What is angle between the two hands ofclock when it is 10 : 25 in the?
Answers
Based on the numbers 1 to 12 in a clock, a clock is divided into 12 sectors, each of 360° / 12 = 30° each. The angular distance between two consecutive time indicators (numbers in the clock) is 30°.
Here, at 10:25, the hour hand is at 10 and the minute hand is at 5.
Thus there will be a difference of 10 - 5 = 5 sectors of 30° each between the two hands, thus the minute difference between them will be 5 × 30 = 150°.

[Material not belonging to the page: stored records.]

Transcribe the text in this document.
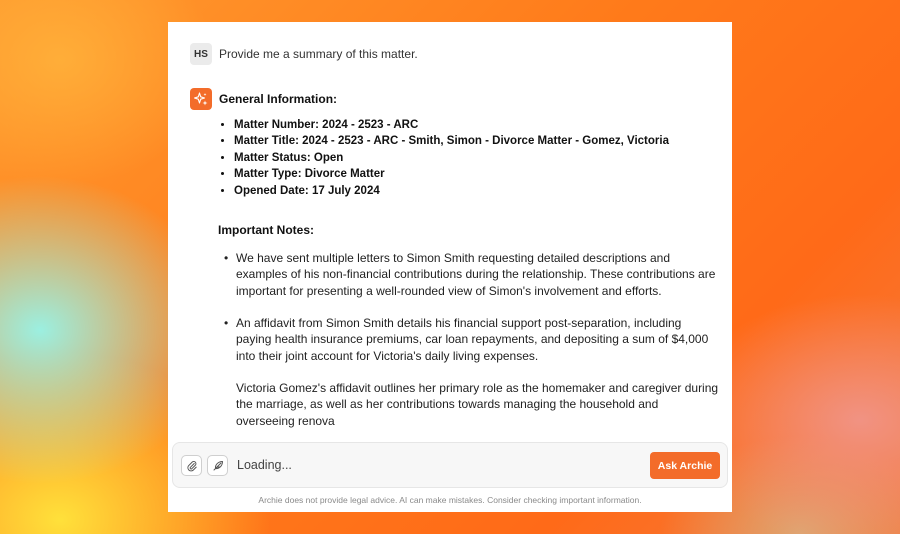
HS Provide me a summary of this matter.
General Information:
• Matter Number: 2024 - 2523 - ARC
• Matter Title: 2024 - 2523 - ARC - Smith, Simon - Divorce Matter - Gomez, Victoria
• Matter Status: Open
• Matter Type: Divorce Matter
• Opened Date: 17 July 2024
Important Notes:
• We have sent multiple letters to Simon Smith requesting detailed descriptions and examples of his non-financial contributions during the relationship. These contributions are important for presenting a well-rounded view of Simon's involvement and efforts.
• An affidavit from Simon Smith details his financial support post-separation, including paying health insurance premiums, car loan repayments, and depositing a sum of $4,000 into their joint account for Victoria's daily living expenses.
Victoria Gomez's affidavit outlines her primary role as the homemaker and caregiver during the marriage, as well as her contributions towards managing the household and overseeing renova
Loading...	Ask Archie
Archie does not provide legal advice. AI can make mistakes. Consider checking important information.
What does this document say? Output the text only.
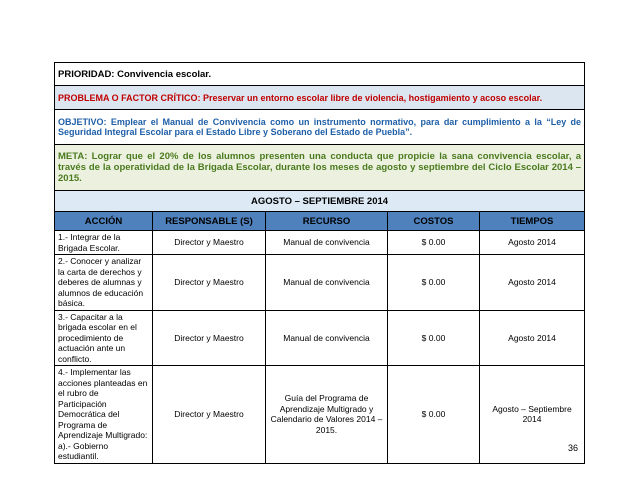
PRIORIDAD: Convivencia escolar.				
PROBLEMA O FACTOR CRÍTICO: Preservar un entorno escolar libre de violencia, hostigamiento y acoso escolar.				
OBJETIVO: Emplear el Manual de Convivencia como un instrumento normativo, para dar cumplimiento a la “Ley de Seguridad Integral Escolar para el Estado Libre y Soberano del Estado de Puebla”.				
META: Lograr que el 20% de los alumnos presenten una conducta que propicie la sana convivencia escolar, a través de la operatividad de la Brigada Escolar, durante los meses de agosto y septiembre del Ciclo Escolar 2014 – 2015.				
AGOSTO – SEPTIEMBRE 2014				
ACCIÓN	RESPONSABLE (S)	RECURSO	COSTOS	TIEMPOS
1.- Integrar de la Brigada Escolar.	Director y Maestro	Manual de convivencia	$ 0.00	Agosto 2014
2.- Conocer y analizar la carta de derechos y deberes de alumnas y alumnos de educación básica.	Director y Maestro	Manual de convivencia	$ 0.00	Agosto 2014
3.- Capacitar a la brigada escolar en el procedimiento de actuación ante un conflicto.	Director y Maestro	Manual de convivencia	$ 0.00	Agosto 2014
4.- Implementar las acciones planteadas en el rubro de Participación Democrática del Programa de Aprendizaje Multigrado: a).- Gobierno estudiantil.	Director y Maestro	Guía del Programa de Aprendizaje Multigrado y Calendario de Valores 2014 – 2015.	$ 0.00	Agosto – Septiembre 2014
36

But, as the angular distance between two consecutive time indicators is 30°, the hour hand travels an angular distance of 30° in an hour, i.e., 60 minutes.
Thus,
→ Angular distance travelled by the hour hand in 60 minutes = 30°
→ Angular distance travelled by the hour hand in 1 minute = (1/2)°
According to this, from 10:00 to 10:25, as there's a difference of 25 minute,
→ Angular distance travelled by the hour hand in 25 minutes = (25/2)° = 12.5°.
So the hour hand travels 12.5° during this time in clockwise direction, thus the angle between the two hands will be more than 150°.
Hence the actual angle is 150° + 12.5° = 162.5°